When you'll need this

A federal CISO is evaluating an AI coding assistant rollout for 500 developers. They've already approved the gateway. They're logging requests. They feel good about observability.

Then someone asks: "When the IG asks which developer used the AI assistant to generate code that touched a controlled unclassified system, can your logs answer that question by name?" If the answer involves tracing an API key back to a team Slack channel and asking who was working that day, they don't have per-user attribution. They have a logging system that will embarrass them under examination.

The follow-up is where your IDAM expertise becomes genuine insight: "You already have the identity infrastructure to solve this. Your IdP authenticates every user. SCIM can provision and deprovision them. RBAC can constrain what they access.
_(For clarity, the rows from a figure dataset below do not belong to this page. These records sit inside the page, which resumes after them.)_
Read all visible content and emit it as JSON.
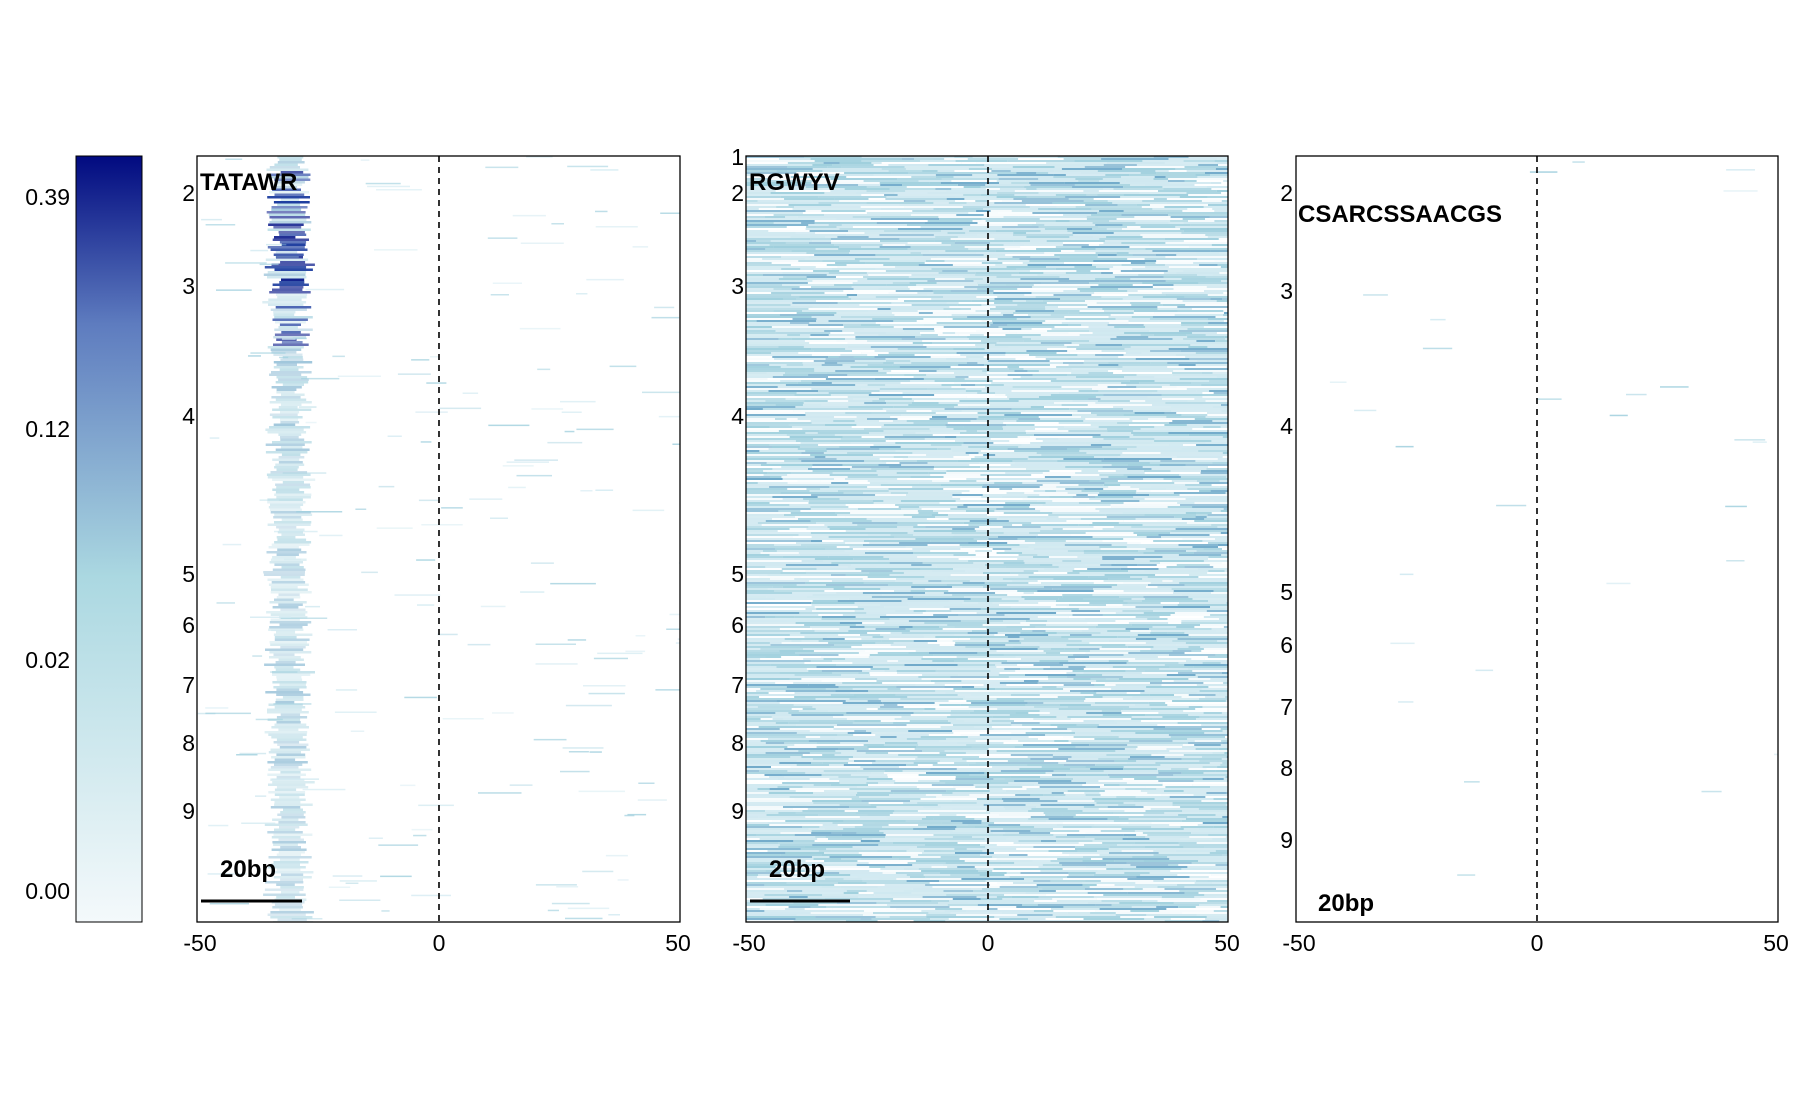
{
  "colors": {
    "background": "#ffffff",
    "axis": "#000000",
    "scale_low": "#f4f9fb",
    "scale_mid": "#abd8e1",
    "scale_high": "#5e7cbf",
    "scale_max": "#010a80"
  },
  "chart_data": [
    {
      "type": "heatmap",
      "role": "colorbar",
      "ticks": [
        "0.39",
        "0.12",
        "0.02",
        "0.00"
      ],
      "tick_values": [
        0.39,
        0.12,
        0.02,
        0.0
      ],
      "colors": [
        "#f4f9fb",
        "#abd8e1",
        "#5e7cbf",
        "#010a80"
      ]
    },
    {
      "type": "heatmap",
      "motif": "TATAWR",
      "x_ticks": [
        "-50",
        "0",
        "50"
      ],
      "xlim": [
        -50,
        50
      ],
      "y_ticks": [
        "2",
        "3",
        "4",
        "5",
        "6",
        "7",
        "8",
        "9"
      ],
      "ylim": [
        1.6,
        10.0
      ],
      "center_line_x": 0,
      "scale_bar_label": "20bp",
      "scale_bar_length": 20,
      "band_x": [
        -33,
        -29
      ],
      "strong_band_y": [
        1.6,
        3.6
      ],
      "background_density": "sparse"
    },
    {
      "type": "heatmap",
      "motif": "RGWYV",
      "x_ticks": [
        "-50",
        "0",
        "50"
      ],
      "xlim": [
        -50,
        50
      ],
      "y_ticks": [
        "1",
        "2",
        "3",
        "4",
        "5",
        "6",
        "7",
        "8",
        "9"
      ],
      "ylim": [
        1.0,
        10.0
      ],
      "center_line_x": 0,
      "scale_bar_label": "20bp",
      "scale_bar_length": 20,
      "background_density": "dense"
    },
    {
      "type": "heatmap",
      "motif": "CSARCSSAACGS",
      "x_ticks": [
        "-50",
        "0",
        "50"
      ],
      "xlim": [
        -50,
        50
      ],
      "y_ticks": [
        "2",
        "3",
        "4",
        "5",
        "6",
        "7",
        "8",
        "9"
      ],
      "ylim": [
        1.6,
        10.0
      ],
      "center_line_x": 0,
      "scale_bar_label": "20bp",
      "background_density": "very_sparse"
    }
  ]
}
The gap is connecting that identity layer to the AI gateway so every request carries a name, not just a key."

And if they're thinking about agentic workflows — agents that call tools, chain actions, operate with some autonomy — you can be honest about where the map runs out. Scopes get the agent through the door. Governing what it does once inside requires something the industry is still building. Nobody has a clean answer yet.

The buyer will respect you more for saying so.

• Practical application: per-user attribution connects existing identity infrastructure to AI gateway logs, connecting observability to accountability. For agentic contexts, be honest that scope-based authorization handles the access question but leaves the action governance question open — and that's an unsolved industry problem.